Food prices rebounded 0.9%, with processed young chickens and meats costing more. But prices for fresh and dry vegetables declined 13.9%. Wood pulp and utility natural gas prices also declined.
Excluding the volatile food and energy components, core goods prices edged up 0.1% for the second straight month. This mostly reflects the normalization of supply chains, whose disruption fueled goods inflation in the aftermath of the COVID-19 pandemic.
The cost of services increased 0.3%, boosted by a 13.9% surge in deposit services, after rising 0.2% in August. Prices for services less trade, transportation, and warehousing increased 0.3%. Trade services, which measure changes in margins received by wholesalers and retailers, climbed 0.5%. But the cost of transportation and warehousing services fell 0.4%.

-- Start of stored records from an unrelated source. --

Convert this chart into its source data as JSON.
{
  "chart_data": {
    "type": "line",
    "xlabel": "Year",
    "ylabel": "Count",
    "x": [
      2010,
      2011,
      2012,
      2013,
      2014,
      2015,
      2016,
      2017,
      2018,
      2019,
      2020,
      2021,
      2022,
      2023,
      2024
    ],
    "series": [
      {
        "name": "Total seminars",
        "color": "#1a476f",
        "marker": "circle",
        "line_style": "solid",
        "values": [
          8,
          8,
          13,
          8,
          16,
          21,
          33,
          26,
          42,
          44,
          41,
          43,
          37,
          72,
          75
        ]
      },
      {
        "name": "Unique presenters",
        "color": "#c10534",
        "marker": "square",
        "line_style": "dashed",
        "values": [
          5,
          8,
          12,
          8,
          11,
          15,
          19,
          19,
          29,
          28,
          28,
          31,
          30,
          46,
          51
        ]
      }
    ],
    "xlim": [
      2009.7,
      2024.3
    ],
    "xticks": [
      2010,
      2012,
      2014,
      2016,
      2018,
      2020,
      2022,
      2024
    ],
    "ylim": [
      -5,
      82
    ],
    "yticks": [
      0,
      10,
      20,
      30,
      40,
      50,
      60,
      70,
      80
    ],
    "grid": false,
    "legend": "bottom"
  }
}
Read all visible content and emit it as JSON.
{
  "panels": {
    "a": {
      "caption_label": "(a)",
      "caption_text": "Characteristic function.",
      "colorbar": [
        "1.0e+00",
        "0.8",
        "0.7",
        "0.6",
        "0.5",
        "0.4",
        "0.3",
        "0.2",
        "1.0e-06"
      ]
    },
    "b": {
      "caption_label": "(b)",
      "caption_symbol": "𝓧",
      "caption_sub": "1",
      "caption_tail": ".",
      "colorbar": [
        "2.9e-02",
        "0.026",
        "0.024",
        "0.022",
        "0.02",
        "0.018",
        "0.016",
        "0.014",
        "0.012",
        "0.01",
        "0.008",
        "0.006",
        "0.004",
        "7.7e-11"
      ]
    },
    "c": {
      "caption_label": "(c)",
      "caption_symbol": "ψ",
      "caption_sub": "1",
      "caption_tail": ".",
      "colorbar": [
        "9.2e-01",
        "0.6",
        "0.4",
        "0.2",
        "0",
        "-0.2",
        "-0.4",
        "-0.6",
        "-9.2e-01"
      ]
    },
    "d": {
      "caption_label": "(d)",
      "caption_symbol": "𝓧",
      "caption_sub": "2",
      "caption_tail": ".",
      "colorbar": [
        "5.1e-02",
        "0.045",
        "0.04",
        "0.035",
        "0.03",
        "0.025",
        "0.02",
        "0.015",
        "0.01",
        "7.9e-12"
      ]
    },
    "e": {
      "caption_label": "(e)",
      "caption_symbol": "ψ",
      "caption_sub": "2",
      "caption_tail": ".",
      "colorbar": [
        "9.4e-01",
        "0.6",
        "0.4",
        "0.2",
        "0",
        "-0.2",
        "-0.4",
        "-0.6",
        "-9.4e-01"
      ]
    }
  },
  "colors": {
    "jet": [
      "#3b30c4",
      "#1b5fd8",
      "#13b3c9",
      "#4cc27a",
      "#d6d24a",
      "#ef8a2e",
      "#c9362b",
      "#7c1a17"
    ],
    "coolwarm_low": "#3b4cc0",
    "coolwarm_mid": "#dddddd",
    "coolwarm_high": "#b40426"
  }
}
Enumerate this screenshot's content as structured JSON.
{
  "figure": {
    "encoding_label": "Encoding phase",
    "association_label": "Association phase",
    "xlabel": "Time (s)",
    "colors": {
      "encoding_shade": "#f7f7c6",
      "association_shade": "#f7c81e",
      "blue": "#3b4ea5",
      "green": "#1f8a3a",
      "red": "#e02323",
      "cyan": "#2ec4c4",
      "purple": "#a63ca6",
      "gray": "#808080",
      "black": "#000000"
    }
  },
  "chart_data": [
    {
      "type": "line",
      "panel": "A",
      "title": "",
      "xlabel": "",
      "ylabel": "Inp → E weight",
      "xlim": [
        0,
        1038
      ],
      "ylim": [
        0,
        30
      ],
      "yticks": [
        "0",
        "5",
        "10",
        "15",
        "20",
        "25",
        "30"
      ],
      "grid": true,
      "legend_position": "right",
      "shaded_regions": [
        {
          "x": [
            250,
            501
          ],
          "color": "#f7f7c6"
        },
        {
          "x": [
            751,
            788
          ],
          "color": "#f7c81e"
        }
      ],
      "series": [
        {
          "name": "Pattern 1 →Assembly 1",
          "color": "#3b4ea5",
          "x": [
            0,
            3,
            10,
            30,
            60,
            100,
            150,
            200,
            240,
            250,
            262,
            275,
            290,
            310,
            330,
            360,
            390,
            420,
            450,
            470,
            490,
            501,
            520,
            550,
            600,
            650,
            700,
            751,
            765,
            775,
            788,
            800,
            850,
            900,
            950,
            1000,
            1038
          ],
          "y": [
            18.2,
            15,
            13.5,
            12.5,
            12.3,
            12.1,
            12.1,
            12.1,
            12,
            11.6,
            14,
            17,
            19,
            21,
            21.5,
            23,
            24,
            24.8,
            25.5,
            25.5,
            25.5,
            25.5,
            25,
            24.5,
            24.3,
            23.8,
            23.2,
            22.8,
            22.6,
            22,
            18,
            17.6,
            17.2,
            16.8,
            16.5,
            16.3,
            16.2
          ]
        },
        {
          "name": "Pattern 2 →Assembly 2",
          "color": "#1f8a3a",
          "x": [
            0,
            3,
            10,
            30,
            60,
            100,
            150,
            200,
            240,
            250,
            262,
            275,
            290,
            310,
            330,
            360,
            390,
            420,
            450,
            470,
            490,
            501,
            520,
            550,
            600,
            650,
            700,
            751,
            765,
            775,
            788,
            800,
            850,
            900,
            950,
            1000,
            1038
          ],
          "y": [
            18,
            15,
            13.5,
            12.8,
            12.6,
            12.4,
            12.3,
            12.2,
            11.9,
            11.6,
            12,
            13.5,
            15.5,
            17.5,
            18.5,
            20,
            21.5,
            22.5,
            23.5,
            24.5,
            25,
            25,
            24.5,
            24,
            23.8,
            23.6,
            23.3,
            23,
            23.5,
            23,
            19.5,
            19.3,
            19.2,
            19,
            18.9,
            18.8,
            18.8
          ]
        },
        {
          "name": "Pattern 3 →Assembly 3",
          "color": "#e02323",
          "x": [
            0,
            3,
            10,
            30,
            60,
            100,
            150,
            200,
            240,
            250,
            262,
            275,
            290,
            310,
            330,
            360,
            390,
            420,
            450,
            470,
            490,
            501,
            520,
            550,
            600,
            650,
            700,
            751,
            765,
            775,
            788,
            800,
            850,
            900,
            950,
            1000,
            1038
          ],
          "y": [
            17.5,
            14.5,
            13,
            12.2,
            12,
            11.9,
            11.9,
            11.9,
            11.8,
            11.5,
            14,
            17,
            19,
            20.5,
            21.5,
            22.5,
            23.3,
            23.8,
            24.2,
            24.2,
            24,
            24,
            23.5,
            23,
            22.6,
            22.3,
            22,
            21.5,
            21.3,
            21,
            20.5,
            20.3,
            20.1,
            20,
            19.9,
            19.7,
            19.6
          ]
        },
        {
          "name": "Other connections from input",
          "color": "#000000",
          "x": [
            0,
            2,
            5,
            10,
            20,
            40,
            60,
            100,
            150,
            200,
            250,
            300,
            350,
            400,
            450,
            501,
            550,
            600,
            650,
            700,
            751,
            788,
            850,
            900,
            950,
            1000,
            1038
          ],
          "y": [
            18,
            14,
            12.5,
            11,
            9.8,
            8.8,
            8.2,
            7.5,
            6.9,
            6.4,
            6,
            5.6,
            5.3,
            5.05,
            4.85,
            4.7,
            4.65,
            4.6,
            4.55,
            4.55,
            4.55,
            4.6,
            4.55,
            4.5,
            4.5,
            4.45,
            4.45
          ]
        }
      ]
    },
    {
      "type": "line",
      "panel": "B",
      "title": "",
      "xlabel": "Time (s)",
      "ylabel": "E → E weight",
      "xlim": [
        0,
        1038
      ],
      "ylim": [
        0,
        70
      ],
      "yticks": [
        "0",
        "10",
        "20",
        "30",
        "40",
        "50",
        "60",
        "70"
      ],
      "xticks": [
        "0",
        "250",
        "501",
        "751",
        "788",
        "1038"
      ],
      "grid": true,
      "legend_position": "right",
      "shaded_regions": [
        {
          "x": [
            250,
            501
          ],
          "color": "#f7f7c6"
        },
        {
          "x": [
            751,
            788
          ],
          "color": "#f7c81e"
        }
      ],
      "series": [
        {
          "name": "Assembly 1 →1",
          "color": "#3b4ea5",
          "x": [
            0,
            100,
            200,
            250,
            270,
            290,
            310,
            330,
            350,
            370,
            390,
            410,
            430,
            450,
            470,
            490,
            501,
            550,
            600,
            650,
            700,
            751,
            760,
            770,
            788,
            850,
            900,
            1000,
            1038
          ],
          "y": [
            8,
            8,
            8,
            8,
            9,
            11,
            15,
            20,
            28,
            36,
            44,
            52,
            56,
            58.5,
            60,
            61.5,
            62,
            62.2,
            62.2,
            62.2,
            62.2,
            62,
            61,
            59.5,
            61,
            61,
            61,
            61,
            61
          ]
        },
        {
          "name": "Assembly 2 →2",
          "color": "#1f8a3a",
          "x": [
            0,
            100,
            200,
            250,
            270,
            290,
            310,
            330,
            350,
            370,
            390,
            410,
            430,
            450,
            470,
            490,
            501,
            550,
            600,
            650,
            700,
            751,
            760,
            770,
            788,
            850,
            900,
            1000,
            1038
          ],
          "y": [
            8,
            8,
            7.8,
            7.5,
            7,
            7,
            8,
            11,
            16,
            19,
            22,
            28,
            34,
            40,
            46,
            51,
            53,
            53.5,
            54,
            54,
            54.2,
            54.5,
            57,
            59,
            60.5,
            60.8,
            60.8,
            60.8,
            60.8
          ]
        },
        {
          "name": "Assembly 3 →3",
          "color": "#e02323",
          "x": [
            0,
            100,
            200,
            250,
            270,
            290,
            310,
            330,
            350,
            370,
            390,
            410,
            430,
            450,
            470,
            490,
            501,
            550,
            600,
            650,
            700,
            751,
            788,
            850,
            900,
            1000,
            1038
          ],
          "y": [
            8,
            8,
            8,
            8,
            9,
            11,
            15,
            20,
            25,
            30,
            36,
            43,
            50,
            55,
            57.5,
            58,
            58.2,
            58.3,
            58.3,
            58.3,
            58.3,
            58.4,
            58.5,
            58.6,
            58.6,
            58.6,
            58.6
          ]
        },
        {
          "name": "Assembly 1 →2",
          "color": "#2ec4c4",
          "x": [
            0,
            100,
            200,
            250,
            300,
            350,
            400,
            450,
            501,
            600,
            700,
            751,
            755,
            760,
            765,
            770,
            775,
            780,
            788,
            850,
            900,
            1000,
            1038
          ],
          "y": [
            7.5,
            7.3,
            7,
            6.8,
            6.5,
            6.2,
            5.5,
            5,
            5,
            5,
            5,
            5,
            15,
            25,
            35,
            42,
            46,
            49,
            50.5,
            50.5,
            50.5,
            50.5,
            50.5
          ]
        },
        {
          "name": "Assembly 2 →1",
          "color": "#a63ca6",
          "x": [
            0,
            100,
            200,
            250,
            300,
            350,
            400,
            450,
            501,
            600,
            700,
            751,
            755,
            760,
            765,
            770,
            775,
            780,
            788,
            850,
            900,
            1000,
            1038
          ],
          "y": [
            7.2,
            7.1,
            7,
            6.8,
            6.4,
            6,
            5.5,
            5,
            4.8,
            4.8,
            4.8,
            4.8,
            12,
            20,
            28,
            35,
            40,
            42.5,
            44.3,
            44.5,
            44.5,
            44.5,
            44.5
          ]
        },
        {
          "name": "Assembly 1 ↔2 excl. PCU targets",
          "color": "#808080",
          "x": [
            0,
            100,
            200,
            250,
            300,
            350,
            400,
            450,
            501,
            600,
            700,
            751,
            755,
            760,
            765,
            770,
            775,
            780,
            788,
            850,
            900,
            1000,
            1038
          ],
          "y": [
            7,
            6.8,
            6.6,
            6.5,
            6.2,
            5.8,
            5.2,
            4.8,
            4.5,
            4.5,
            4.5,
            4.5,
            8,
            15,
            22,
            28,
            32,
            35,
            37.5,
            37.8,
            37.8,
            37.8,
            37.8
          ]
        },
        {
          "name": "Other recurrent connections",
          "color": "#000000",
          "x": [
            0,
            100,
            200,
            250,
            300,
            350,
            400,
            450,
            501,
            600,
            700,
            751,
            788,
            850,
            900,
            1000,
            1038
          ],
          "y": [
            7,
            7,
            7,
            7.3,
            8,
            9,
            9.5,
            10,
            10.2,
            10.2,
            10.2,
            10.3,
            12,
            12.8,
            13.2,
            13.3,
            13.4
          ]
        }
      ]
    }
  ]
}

The economy continues to forge ahead despite hefty rate hikes, creating 336,000 jobs in September, the most in eight months and almost double the amount economists had expected in a Reuters survey. Financial markets overwhelmingly anticipate the U.S. central bank will leave rates unchanged at its Oct. 31-Nov. 1 policy meeting, according to CME Group’s FedWatch tool
Top ranking Fed officials indicated on Monday that soaring yields on long-term U.S. government bonds could steer the central bank from further rate hikes. Since March 2022, the Fed has raised its benchmark overnight interest rate by 525 basis points to the current 5.25%-5.50% range.
In September, there were increases in the costs of hotel and motel accommodation, healthcare. But prices for airline tickets fell 2.1%. The components go into the calculation of the personal consumption expenditures (PCE) price indexes, the inflation measures tracked by the Fed for its 2% target.